Second, he noted, was the impact of prolonged deployment on the ships’ material readiness and maintenance schedule, disrupting critical yard work and increasing repair costs when ships eventually return for maintenance in a worse state than originally anticipated. 

The strike group’s current mission – roughly seven months and counting – already places it at the upper end of what the Navy typically plans for carrier deployments. Extended cruises of this sort have historical precedent: USS Nimitz completed a 341-day deployment during the pandemic, marking the longest such U.S. carrier deployment in decades. But Caudle’s comments suggest that what was once an extraordinary exception should not become a norm. 
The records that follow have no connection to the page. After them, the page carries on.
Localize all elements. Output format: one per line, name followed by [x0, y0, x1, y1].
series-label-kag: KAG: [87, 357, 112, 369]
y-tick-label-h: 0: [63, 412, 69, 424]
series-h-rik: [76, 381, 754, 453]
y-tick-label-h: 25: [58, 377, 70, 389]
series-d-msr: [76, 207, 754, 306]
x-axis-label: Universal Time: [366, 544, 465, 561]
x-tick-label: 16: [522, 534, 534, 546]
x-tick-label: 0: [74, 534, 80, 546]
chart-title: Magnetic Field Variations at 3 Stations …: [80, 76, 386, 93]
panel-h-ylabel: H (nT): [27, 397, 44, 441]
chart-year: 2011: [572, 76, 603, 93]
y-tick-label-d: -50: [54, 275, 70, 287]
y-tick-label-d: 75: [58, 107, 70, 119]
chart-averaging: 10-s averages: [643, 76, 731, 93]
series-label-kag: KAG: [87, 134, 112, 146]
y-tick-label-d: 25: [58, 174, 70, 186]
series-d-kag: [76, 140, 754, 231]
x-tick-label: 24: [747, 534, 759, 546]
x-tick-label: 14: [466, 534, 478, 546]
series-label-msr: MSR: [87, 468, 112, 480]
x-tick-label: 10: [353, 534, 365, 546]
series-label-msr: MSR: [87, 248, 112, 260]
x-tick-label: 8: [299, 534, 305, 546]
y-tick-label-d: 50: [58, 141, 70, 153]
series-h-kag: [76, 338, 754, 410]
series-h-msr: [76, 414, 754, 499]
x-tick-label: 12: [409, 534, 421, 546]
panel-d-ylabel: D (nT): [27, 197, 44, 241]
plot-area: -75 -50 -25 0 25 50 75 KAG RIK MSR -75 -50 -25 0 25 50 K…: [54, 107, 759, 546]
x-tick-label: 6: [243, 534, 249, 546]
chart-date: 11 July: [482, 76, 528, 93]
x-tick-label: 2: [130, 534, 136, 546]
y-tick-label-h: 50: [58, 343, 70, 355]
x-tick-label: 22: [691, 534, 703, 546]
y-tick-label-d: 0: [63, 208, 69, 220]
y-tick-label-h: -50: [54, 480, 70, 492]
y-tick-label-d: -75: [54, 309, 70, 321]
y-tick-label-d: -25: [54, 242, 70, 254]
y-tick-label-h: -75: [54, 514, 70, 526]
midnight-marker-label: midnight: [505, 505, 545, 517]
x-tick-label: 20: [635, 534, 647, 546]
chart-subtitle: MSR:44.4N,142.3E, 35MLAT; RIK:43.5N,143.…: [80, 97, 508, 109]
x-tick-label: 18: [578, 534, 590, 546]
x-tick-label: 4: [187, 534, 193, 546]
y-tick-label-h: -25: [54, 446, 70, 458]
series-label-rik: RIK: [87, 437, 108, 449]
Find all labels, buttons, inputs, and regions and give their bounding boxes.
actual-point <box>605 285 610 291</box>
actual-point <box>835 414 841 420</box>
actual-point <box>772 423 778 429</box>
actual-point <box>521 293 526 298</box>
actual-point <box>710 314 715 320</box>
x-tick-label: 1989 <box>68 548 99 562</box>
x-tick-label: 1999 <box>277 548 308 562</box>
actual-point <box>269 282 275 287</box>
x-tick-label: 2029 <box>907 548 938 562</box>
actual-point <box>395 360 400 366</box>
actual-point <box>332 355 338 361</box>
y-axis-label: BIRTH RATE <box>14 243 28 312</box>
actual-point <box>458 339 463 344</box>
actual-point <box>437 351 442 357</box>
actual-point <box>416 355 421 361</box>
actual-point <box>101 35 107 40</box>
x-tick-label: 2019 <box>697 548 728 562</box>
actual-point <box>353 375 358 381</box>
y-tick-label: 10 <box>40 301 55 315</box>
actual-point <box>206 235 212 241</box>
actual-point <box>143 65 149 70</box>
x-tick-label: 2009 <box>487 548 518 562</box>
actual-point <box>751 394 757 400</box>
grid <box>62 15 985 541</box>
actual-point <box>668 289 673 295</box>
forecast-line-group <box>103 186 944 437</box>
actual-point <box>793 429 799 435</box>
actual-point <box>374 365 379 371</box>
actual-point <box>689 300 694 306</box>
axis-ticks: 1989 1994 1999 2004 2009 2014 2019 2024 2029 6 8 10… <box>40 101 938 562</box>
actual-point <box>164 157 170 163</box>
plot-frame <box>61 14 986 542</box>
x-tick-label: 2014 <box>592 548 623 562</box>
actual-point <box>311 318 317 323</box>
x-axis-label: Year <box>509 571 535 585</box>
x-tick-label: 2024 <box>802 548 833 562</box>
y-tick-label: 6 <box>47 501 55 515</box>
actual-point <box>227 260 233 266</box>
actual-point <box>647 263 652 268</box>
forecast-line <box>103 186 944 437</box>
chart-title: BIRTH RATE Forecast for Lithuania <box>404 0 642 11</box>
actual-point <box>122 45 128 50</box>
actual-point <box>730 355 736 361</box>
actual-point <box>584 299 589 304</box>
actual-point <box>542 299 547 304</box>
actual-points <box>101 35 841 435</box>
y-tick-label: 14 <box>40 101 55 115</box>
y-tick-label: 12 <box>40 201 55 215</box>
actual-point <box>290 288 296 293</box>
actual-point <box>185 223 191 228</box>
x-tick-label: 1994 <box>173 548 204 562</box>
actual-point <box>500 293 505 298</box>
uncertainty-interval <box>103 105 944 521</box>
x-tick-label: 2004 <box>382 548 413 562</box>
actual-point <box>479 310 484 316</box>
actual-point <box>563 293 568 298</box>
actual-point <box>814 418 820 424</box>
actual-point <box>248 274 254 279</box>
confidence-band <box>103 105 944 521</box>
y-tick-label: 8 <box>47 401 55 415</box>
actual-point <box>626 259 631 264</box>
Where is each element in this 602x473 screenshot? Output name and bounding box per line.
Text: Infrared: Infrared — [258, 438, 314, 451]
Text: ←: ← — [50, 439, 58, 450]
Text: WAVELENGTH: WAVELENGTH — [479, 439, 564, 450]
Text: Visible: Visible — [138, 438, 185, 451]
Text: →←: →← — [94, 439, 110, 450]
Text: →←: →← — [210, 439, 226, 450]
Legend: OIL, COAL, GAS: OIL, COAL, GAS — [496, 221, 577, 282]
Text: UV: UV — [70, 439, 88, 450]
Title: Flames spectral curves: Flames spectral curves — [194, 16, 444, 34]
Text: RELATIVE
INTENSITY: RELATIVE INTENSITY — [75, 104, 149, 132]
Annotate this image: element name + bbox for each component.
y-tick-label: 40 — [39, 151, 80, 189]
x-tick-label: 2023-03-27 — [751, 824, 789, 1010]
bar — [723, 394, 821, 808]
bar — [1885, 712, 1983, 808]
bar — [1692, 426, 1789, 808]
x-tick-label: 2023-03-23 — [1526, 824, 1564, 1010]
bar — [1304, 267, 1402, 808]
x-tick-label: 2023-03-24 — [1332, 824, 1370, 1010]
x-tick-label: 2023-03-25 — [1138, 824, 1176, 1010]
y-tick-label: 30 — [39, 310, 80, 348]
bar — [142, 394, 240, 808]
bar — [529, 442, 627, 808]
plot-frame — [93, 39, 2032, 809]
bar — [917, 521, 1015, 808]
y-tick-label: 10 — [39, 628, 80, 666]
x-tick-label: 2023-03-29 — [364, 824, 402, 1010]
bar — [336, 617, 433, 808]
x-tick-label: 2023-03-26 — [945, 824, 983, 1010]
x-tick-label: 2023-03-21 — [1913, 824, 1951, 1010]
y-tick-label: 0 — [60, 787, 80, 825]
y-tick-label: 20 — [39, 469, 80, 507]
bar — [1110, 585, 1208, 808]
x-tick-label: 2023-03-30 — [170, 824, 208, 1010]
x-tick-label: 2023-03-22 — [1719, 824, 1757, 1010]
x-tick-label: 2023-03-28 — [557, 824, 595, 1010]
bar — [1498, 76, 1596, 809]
Caudle declined to specify alternative options for meeting operational demands if the Ford were not available for extension, but did indicate that other naval assets could be tapped to provide options. 

Global Demands and Navy Posture After the Venezuela Operation

The Gerald R. Ford’s extended 2025 deployment has not only put pressure on its crew and material readiness, but it has also reshaped U.S. naval posture in critical regions, with implications for strategic flexibility. 

The decision to move the strike group from the Mediterranean to the Caribbean under SOUTHCOM to bolster counter-narcotics operations has left the U.S. Navy without a carrier strike group in the Middle East and Europe at a time of continued and rising tension with Iran. The move has reduced the number of carrier platforms available to respond immediately to Middle East contingencies, limiting immediate air attack capability and thereby affecting deterrence posture, too.

The absence of an aircraft carrier – and its air wing – in the Middle East is a major operational trade-off that was made as a result of finite assets being committed in overlapping theaters. Though other naval assets, such as destroyers, littoral combat ships, and shore-based air forces, can partially fill gaps, they cannot fully replicate the sustained, layered air power and command and control that a carrier strike group can provide. 

While the U.S. is by no means ill-equipped, the situation surrounding the Gerald R. Ford strike groups reflects a broader structural problem facing the U.S. Navy: persistent global demand rubbing up against a carrier force with little to no flexibility. 

According to U.S. Navy fleet-tracking data compiled by the United States Naval Institute, only a small number of America’s 11 aircraft carriers are deployable at any given time due to maintenance and training cycles, limiting surge capacity amid overlapping crises. Analysts have warned for years that repeated deployment extensions risk worsening existing maintenance backlogs and accelerating long-term readiness decline – a concern that has also been echoed in multiple Government Accountability Office assessments on the matter. 

Caudle’s stated resistance to extending Gerald R. Ford’s deployment is by no means a fringe concern – it reflects growing concern about America’s overall readiness and reveals an uncomfortable truth: America’s shipbuilding industry is struggling with major infrastructure, workforce, and capacity challenges that limit deployment flexibility. 

About the Author: 

Jack Buckby is a British researcher and analyst specialising in defence and national security, based in New York. His work focuses on military capability, procurement, and strategic competition, producing and editing analysis for policy and defence audiences. He brings extensive editorial experience, with a career output spanning over 1,000 articles at 19FortyFive and National Security Journal, and has previously authored books and papers on extremism and deradicalisation.